Boyle and Hodges get a lot of mileage out of revisiting the glory of their youth and invite the characters to do the same. Spud remembering him and Renton running from security guards is portrayed in a few snatched images and evocative bars of Born Slippy. This speaks both to where the character is and, fantastically, where we the audience are. Boyle uses our own nostalgic connection to the original movie as shorthand for his character’s emotional state. Renton’s famous Choose Life speech gets repurposed from the youthful anti-establishment call to arms of the original, to a soberer lament of frustration: –

 

“Choose unfulfilled promises and wishing you’d done it all differently. Choose never learning from your own mistakes. Choose watching history repeat itself. Choose the slow reconciliation towards what you can get, rather than what you’ve always hoped for. Settle for less and keep a brave face on it. Choose disappointment and choose losing the ones you love, then as they fall from view, a piece of you dies with them until you can see that one day in the future, piece by piece, they will all be gone and there will be nothing left of you to call alive or dead. Choose your future, Veronica.

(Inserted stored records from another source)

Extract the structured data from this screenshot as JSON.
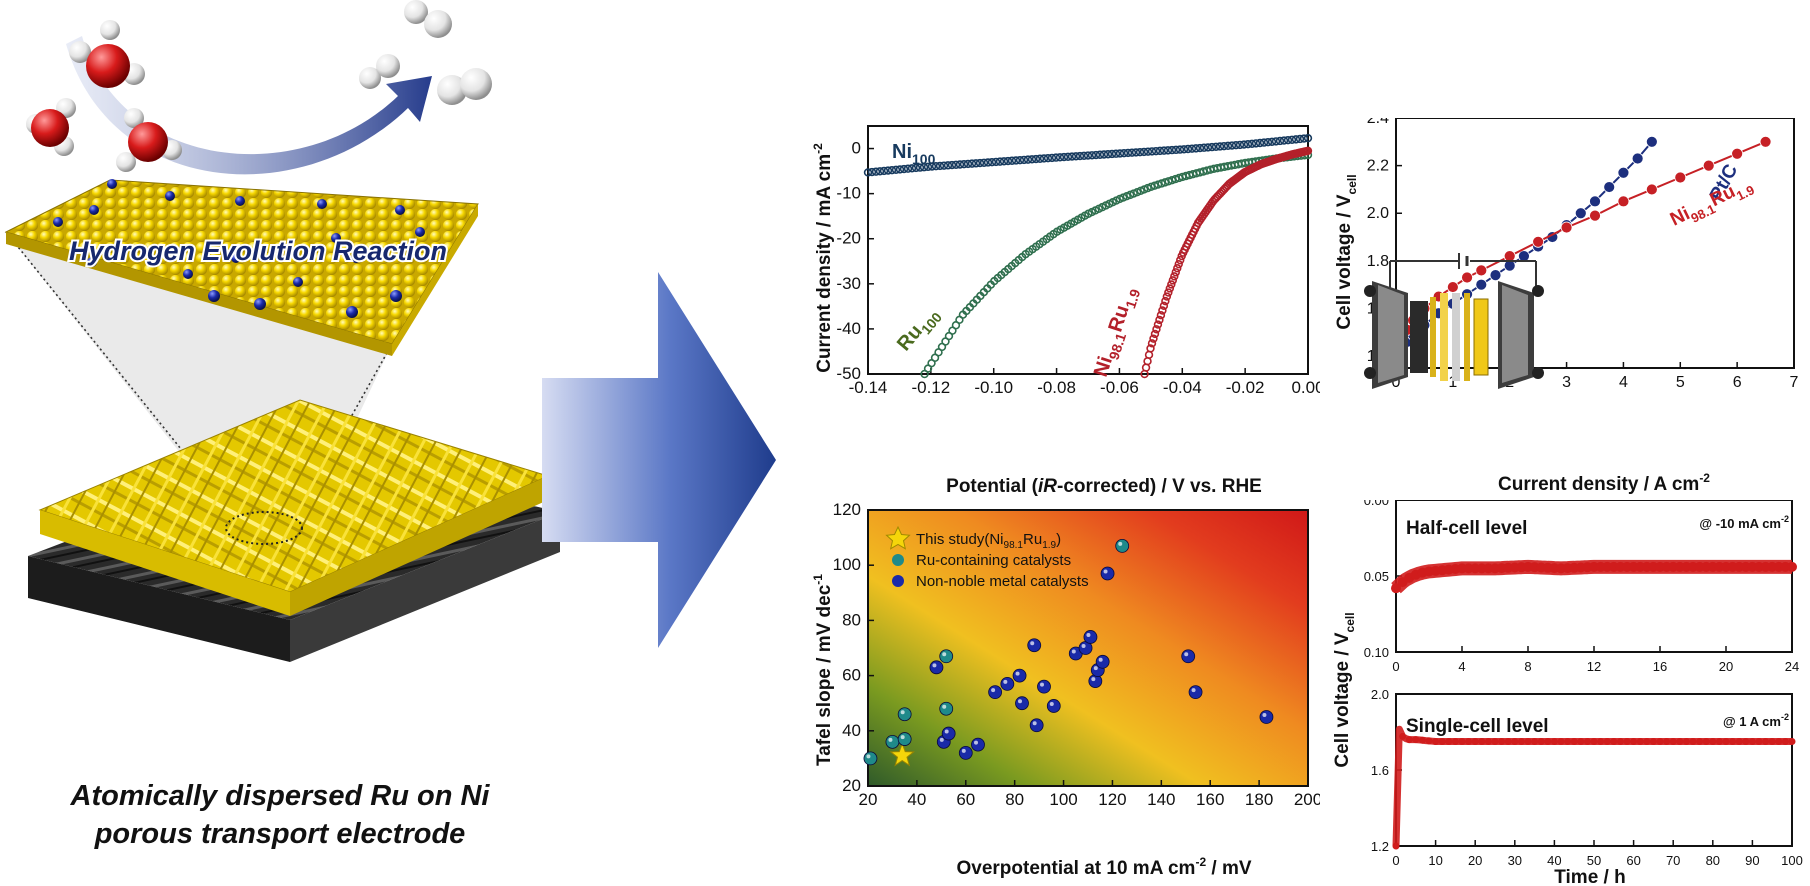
{
  "illustration": {
    "hero_label": "Hydrogen Evolution Reaction",
    "caption_line1": "Atomically dispersed Ru on Ni",
    "caption_line2": "porous transport electrode",
    "colors": {
      "nickel": "#f4d600",
      "ruthenium": "#1a2aa8",
      "oxygen": "#d81b1b",
      "hydrogen": "#f2f2f2",
      "support": "#2b2b2b"
    }
  },
  "chart_data": [
    {
      "type": "line",
      "id": "polarization",
      "xlabel": "Potential (iR-corrected) / V vs. RHE",
      "ylabel": "Current density / mA cm",
      "xlim": [
        -0.14,
        0.0
      ],
      "ylim": [
        -50,
        5
      ],
      "xticks": [
        -0.14,
        -0.12,
        -0.1,
        -0.08,
        -0.06,
        -0.04,
        -0.02,
        0.0
      ],
      "xtick_labels": [
        "-0.14",
        "-0.12",
        "-0.10",
        "-0.08",
        "-0.06",
        "-0.04",
        "-0.02",
        "0.00"
      ],
      "yticks": [
        0,
        -10,
        -20,
        -30,
        -40,
        -50
      ],
      "series": [
        {
          "name": "Ni100",
          "color": "#173a5e",
          "x": [
            -0.14,
            -0.12,
            -0.1,
            -0.08,
            -0.06,
            -0.04,
            -0.02,
            0.0
          ],
          "y": [
            -5.3,
            -4.0,
            -3.0,
            -2.0,
            -1.1,
            -0.2,
            0.9,
            2.3
          ]
        },
        {
          "name": "Ru100",
          "color": "#2f6f4e",
          "x": [
            -0.122,
            -0.11,
            -0.1,
            -0.09,
            -0.08,
            -0.07,
            -0.06,
            -0.05,
            -0.04,
            -0.03,
            -0.02,
            -0.01,
            0.0
          ],
          "y": [
            -50,
            -37,
            -29.5,
            -23.5,
            -18.5,
            -14.5,
            -11.2,
            -8.5,
            -6.3,
            -4.5,
            -3.2,
            -2.2,
            -1.4
          ]
        },
        {
          "name": "Ni98.1Ru1.9",
          "color": "#b3202a",
          "x": [
            -0.052,
            -0.05,
            -0.045,
            -0.04,
            -0.035,
            -0.03,
            -0.025,
            -0.02,
            -0.015,
            -0.01,
            -0.005,
            0.0
          ],
          "y": [
            -50,
            -44,
            -33,
            -23.5,
            -16.5,
            -11.5,
            -7.8,
            -5.2,
            -3.5,
            -2.3,
            -1.3,
            -0.5
          ]
        }
      ]
    },
    {
      "type": "scatter",
      "id": "tafel",
      "xlabel": "Overpotential at 10 mA cm",
      "ylabel": "Tafel slope / mV dec",
      "xlim": [
        20,
        200
      ],
      "ylim": [
        20,
        120
      ],
      "xticks": [
        20,
        40,
        60,
        80,
        100,
        120,
        140,
        160,
        180,
        200
      ],
      "yticks": [
        20,
        40,
        60,
        80,
        100,
        120
      ],
      "series": [
        {
          "name": "This study(Ni98.1Ru1.9)",
          "marker": "star",
          "color": "#f5d60a",
          "points": [
            [
              34,
              31
            ]
          ]
        },
        {
          "name": "Ru-containing catalysts",
          "marker": "ball",
          "color": "#1f8a8a",
          "points": [
            [
              21,
              30
            ],
            [
              30,
              36
            ],
            [
              35,
              37
            ],
            [
              35,
              46
            ],
            [
              52,
              48
            ],
            [
              52,
              67
            ],
            [
              124,
              107
            ]
          ]
        },
        {
          "name": "Non-noble metal catalysts",
          "marker": "ball",
          "color": "#1a2aa8",
          "points": [
            [
              48,
              63
            ],
            [
              51,
              36
            ],
            [
              53,
              39
            ],
            [
              60,
              32
            ],
            [
              65,
              35
            ],
            [
              72,
              54
            ],
            [
              77,
              57
            ],
            [
              82,
              60
            ],
            [
              83,
              50
            ],
            [
              88,
              71
            ],
            [
              89,
              42
            ],
            [
              92,
              56
            ],
            [
              96,
              49
            ],
            [
              105,
              68
            ],
            [
              109,
              70
            ],
            [
              111,
              74
            ],
            [
              113,
              58
            ],
            [
              114,
              62
            ],
            [
              116,
              65
            ],
            [
              118,
              97
            ],
            [
              151,
              67
            ],
            [
              154,
              54
            ],
            [
              183,
              45
            ]
          ]
        }
      ]
    },
    {
      "type": "line",
      "id": "cell_polarization",
      "xlabel": "Current density / A cm",
      "ylabel": "Cell voltage / V",
      "xlim": [
        0,
        7
      ],
      "ylim": [
        1.35,
        2.4
      ],
      "xticks": [
        0,
        1,
        2,
        3,
        4,
        5,
        6,
        7
      ],
      "yticks": [
        1.4,
        1.6,
        1.8,
        2.0,
        2.2,
        2.4
      ],
      "ytick_labels": [
        "1.4",
        "1.6",
        "1.8",
        "2.0",
        "2.2",
        "2.4"
      ],
      "series": [
        {
          "name": "Pt/C",
          "color": "#1d2f7e",
          "x": [
            0.0,
            0.05,
            0.1,
            0.2,
            0.3,
            0.5,
            0.75,
            1.0,
            1.25,
            1.5,
            1.75,
            2.0,
            2.25,
            2.5,
            2.75,
            3.0,
            3.25,
            3.5,
            3.75,
            4.0,
            4.25,
            4.5
          ],
          "y": [
            1.38,
            1.41,
            1.43,
            1.46,
            1.49,
            1.53,
            1.58,
            1.62,
            1.66,
            1.7,
            1.74,
            1.78,
            1.82,
            1.86,
            1.9,
            1.95,
            2.0,
            2.05,
            2.11,
            2.17,
            2.23,
            2.3
          ]
        },
        {
          "name": "Ni98.1Ru1.9",
          "color": "#c62025",
          "x": [
            0.0,
            0.05,
            0.1,
            0.2,
            0.3,
            0.5,
            0.75,
            1.0,
            1.25,
            1.5,
            2.0,
            2.5,
            3.0,
            3.5,
            4.0,
            4.5,
            5.0,
            5.5,
            6.0,
            6.5
          ],
          "y": [
            1.36,
            1.42,
            1.46,
            1.51,
            1.55,
            1.6,
            1.65,
            1.69,
            1.73,
            1.76,
            1.82,
            1.88,
            1.94,
            1.99,
            2.05,
            2.1,
            2.15,
            2.2,
            2.25,
            2.3
          ]
        }
      ]
    },
    {
      "type": "line",
      "id": "half_cell_stability",
      "title": "Half-cell level",
      "annotation": "@ -10 mA cm",
      "xlim": [
        0,
        24
      ],
      "ylim": [
        0.1,
        0.0
      ],
      "xticks": [
        0,
        4,
        8,
        12,
        16,
        20,
        24
      ],
      "yticks": [
        0.0,
        0.05,
        0.1
      ],
      "ytick_labels": [
        "0.00",
        "0.05",
        "0.10"
      ],
      "series": [
        {
          "name": "",
          "color": "#d01c1c",
          "x": [
            0,
            0.5,
            1,
            1.5,
            2,
            3,
            4,
            6,
            8,
            10,
            12,
            14,
            16,
            18,
            20,
            22,
            24
          ],
          "y": [
            0.058,
            0.053,
            0.05,
            0.048,
            0.047,
            0.046,
            0.045,
            0.045,
            0.044,
            0.045,
            0.044,
            0.044,
            0.044,
            0.044,
            0.044,
            0.044,
            0.044
          ]
        }
      ]
    },
    {
      "type": "line",
      "id": "single_cell_stability",
      "title": "Single-cell level",
      "annotation": "@ 1 A cm",
      "xlabel": "Time / h",
      "xlim": [
        0,
        100
      ],
      "ylim": [
        1.2,
        2.0
      ],
      "xticks": [
        0,
        10,
        20,
        30,
        40,
        50,
        60,
        70,
        80,
        90,
        100
      ],
      "yticks": [
        1.2,
        1.6,
        2.0
      ],
      "ytick_labels": [
        "1.2",
        "1.6",
        "2.0"
      ],
      "series": [
        {
          "name": "",
          "color": "#d01c1c",
          "x": [
            0,
            0.3,
            0.6,
            1,
            2,
            3,
            5,
            10,
            20,
            30,
            40,
            50,
            60,
            70,
            80,
            90,
            100
          ],
          "y": [
            1.2,
            1.97,
            1.85,
            1.79,
            1.77,
            1.76,
            1.76,
            1.75,
            1.75,
            1.75,
            1.75,
            1.75,
            1.75,
            1.75,
            1.75,
            1.75,
            1.75
          ]
        }
      ]
    }
  ],
  "shared_ylabel": "Cell voltage / V"
}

Choose life.”

 

If Trainspotting was the addict in full flow, seeking hit after hit, T2 is the addict in recovery; taking stock of your life and seeing whether you can move forward. Spud gradually becomes the hero of the movie, as he replaces heroin with writing stories of the gang’s early days, which in a lovely touch, are pulled almost verbatim from the original novel. This suggest not only a life outside the narrative for these characters, but hints at the life changing power of turning experience into art.

 

T2’s thesis is that we must confront the things we’ve done and the people we’ve hurt, or risk never moving past them at all. Boyle visualizes this by using brief, instinctive freeze frames when a character indulges in behavior they are in a set cycle of, such as Begbie lashing out at his lawyer or Spud taking a hit. As the narrative progresses down its path of recovery, these freeze frame morph into something of a motif; occurring during scenes of friendship and genuine emotion, suggesting the lasting benefits of reconnection.

 

Do did we really need a sequel to a twenty-year-old movie about junkies in Edinburgh? Absolutely. T2 is a vibrant and mature examination of ageing; of finding a place in the world, and more importantly, a place in your own life. It’s about nostalgia and our relationship with our own youth. It’s about the creative process and how art imitates life and life inspires art. It’s about growing up and finding what you got from your life isn’t what you wanted. It’s about the nature of friendship and how only those you grew up with can really know you. It’s about embracing change, but accepting that parts of you stay the same. It’s about not being afraid to return home, how its ok to take a step back before moving forward.

 

At the end of the movie, Renton goes to his childhood bedroom, shuts the door, and puts on a remix of Lust for Life. As he dances in the same manner as the opening of the first film, we know he’ll be ok and we will too. Things change, and the things that you thought wouldn’t change always do, and that’s ok. You’re still here, we’re still here. We’re just dancing a different beat to the same song. Looking backwards can provide new opportunities and help us process all manner of life experience. There is joy to be found in old friendships and familiar places. If a former addict can find happiness in being alive, maybe we can too.

 

T2: Trainspotting is out now on DVD and Bluray.